The present invention relates to demolition equipment and more particularly to heavy duty demolition shears for reducing building and construction materials to scrap for recycling.
Demolition of buildings and steel structures has become important where space is needed to build new structures while the demolishment of such structures must be efficient and be able to reduce all materials to a small enough size for recycling and eventual reuse of metals once melted down and reformed. Burying of scrap materials is simply not even an option anymore. In fact, reprocessing of metal materials from demolition destined for scrap yards for recycling has become a huge business.

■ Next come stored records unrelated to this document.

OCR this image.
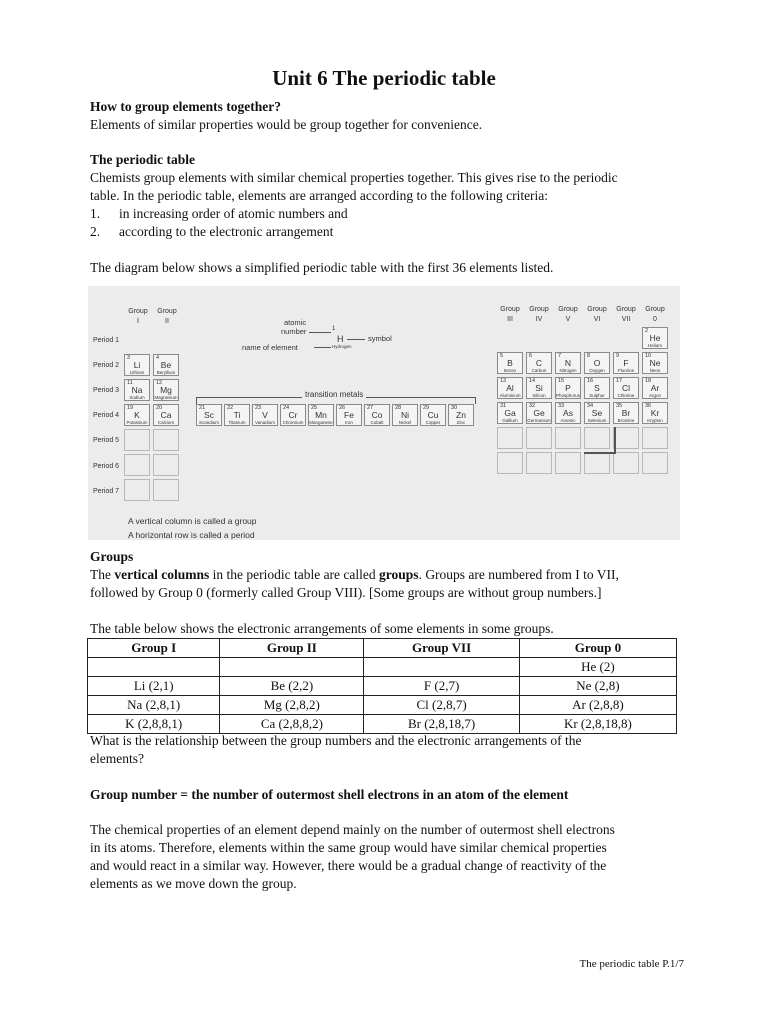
Unit 6 The periodic table
How to group elements together?
Elements of similar properties would be group together for convenience.
The periodic table
Chemists group elements with similar chemical properties together. This gives rise to the periodic
table. In the periodic table, elements are arranged according to the following criteria:
1. in increasing order of atomic numbers and
2. according to the electronic arrangement
The diagram below shows a simplified periodic table with the first 36 elements listed.
Group
I
Group
II
Group
III
Group
IV
Group
V
Group
VI
Group
VII
Group
0
Period 1
Period 2
Period 3
Period 4
Period 5
Period 6
Period 7
atomic
number	1
H	symbol
Hydrogen
name of element
transition metals
3
Li
Lithium
4
Be
Beryllium
11
Na
Sodium
12
Mg
Magnesium
19
K
Potassium
20
Ca
Calcium
21
Sc
Scandium
22
Ti
Titanium
23
V
Vanadium
24
Cr
Chromium
25
Mn
Manganese
26
Fe
Iron
27
Co
Cobalt
28
Ni
Nickel
29
Cu
Copper
30
Zn
Zinc
2
He
Helium
5
B
Boron
6
C
Carbon
7
N
Nitrogen
8
O
Oxygen
9
F
Fluorine
10
Ne
Neon
13
Al
Aluminium
14
Si
Silicon
15
P
Phosphorus
16
S
Sulphur
17
Cl
Chlorine
18
Ar
Argon
31
Ga
Gallium
32
Ge
Germanium
33
As
Arsenic
34
Se
Selenium
35
Br
Bromine
36
Kr
Krypton
A vertical column is called a group
A horizontal row is called a period
Groups
The vertical columns in the periodic table are called groups. Groups are numbered from I to VII,
followed by Group 0 (formerly called Group VIII). [Some groups are without group numbers.]
The table below shows the electronic arrangements of some elements in some groups.
Group I	Group II	Group VII	Group 0
			He (2)
Li (2,1)	Be (2,2)	F (2,7)	Ne (2,8)
Na (2,8,1)	Mg (2,8,2)	Cl (2,8,7)	Ar (2,8,8)
K (2,8,8,1)	Ca (2,8,8,2)	Br (2,8,18,7)	Kr (2,8,18,8)
What is the relationship between the group numbers and the electronic arrangements of the
elements?
Group number = the number of outermost shell electrons in an atom of the element
The chemical properties of an element depend mainly on the number of outermost shell electrons
in its atoms. Therefore, elements within the same group would have similar chemical properties
and would react in a similar way. However, there would be a gradual change of reactivity of the
elements as we move down the group.
The periodic table P.1/7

Demolition shears have become an important tool for demolition jobs. Bridges and large buildings have significant amounts of metal support, metal reinforced concrete and other metal reinforced structures. Such metal pieces are large and often have multiple connections. Cutting of these metals by saw, grinder or torch has become way too impractical, expensive and hazardous. Demotion shears are used to punch through metals and shear the metal structures into small pieces. In fact, metal demolition shears are used to cut metal cables, reinforced concrete, car parts, rods, rebar, rail cars, tanks, pipes, channels and other vehicle frames. Demolition shears can easily shear up to sixteen inch I-beams into small pieces that are only a couple of feet long or less and readily usable for recycling once reduced in size.
Demolition shears are typically mounted on the distal end of a boom structure or dipper stick on a backhoe or excavator. By this arrangement, the shear is actually mobile and capable of moving about a demolition site as well as reaching elevated positions up high in a safe manner. The operation of the shears with one movable and one fixed (or movable) jaw is by hydraulic cylinders.
Prior art FIGS. 1 through 3 generally show the structure of a demolition shear. A prior art heavy duty demolition shear 10 has a lower jaw 12 and pivot 14. The lower jaw 14 has a shear blade side 16 with a shear blade 18, a guide blade side 20 with a distal shear blade 22 and a cross, tie or chin plate 24 with a cross blade 26 forming a recess 28 therebetween.
A movable upper jaw 30 is connected to the lower jaw 12 at pivot 14. A hydraulic cylinder or actuator (not shown) also is connected to the shear frame rearward of the lower jaw 12 and a rear portion of the upper jaw 30 The upper jaw 30 has a shear blade side 32 with a shear blade 34, a guide blade side 36 with a distal end shear tip or tang 38. The tang 38 has a front edge 38a, side faces 38b, top seat 38c, rear seat 38d and bottom seat 38e. Bolt holes or apertures 40 pass through the side faces 38b. Replaceable L-shaped shear tip sections 42 have a top vertical section 44 and a bottom horizontal section 46. Replaceable shear tip sections 42 are secured to tang 38 through the apertures 40 with bolts 48 or the like.
In operation, the upper jaw 30 passes into the recess 28. The tip sections 42 need to be periodically replaced as the shear tip becomes worn as it punches through material to be reduced and further shears along the distal shear blade 18, distal guide shear blade 22 and cross cutter blade 26. Also over time, the upper jaw distal end or tang 38 becomes worn as shown in exaggeration in FIG. 1A. The tang side faces 38b wear down as the tang 38 actually becomes thinner and the top vertical sections tend to move inward (arrow A) while the bottom horizontal sections move outward (arrow B). Also tang surfaces 38a, 38c, 38d and 38e can wear with continued use of the shear. Gaps 48 begin to appear between the tang 38 and the shear tip sections 42 This situation detrimentally causes the shear tip portions 42 to break as they strike in operation the distal lower shear blade 18, distal guide blade 22 and cross blade 26.
Total clamping force action between the shear tip or tang 38 and the shear tip sections 42 is also absolutely required for the shear tip and tang to work properly together and for the tang 38 to not wear out prematurely. When the tang 38 and shear tip sections lose complete and total clamping force between the shear tip tang 38 and the shear tip sections or pieces 42, the tang 38 must be cut off and replaced by welding with a new tang 38. It can be costly to replace these worn parts and such repair efforts require the shear 40 to be taken out of operation.
There is a need for a shear tip that encompasses or encapsulates most of the tang that is substantially one-piece with a side plate and is adjustable with one or more shims, to insure complete and total clamping force between the shear tang and the shear tip pieces and to minimize tang side face wear and assure proper alignment of the shear tip on the tang to avoid shear tip breakage.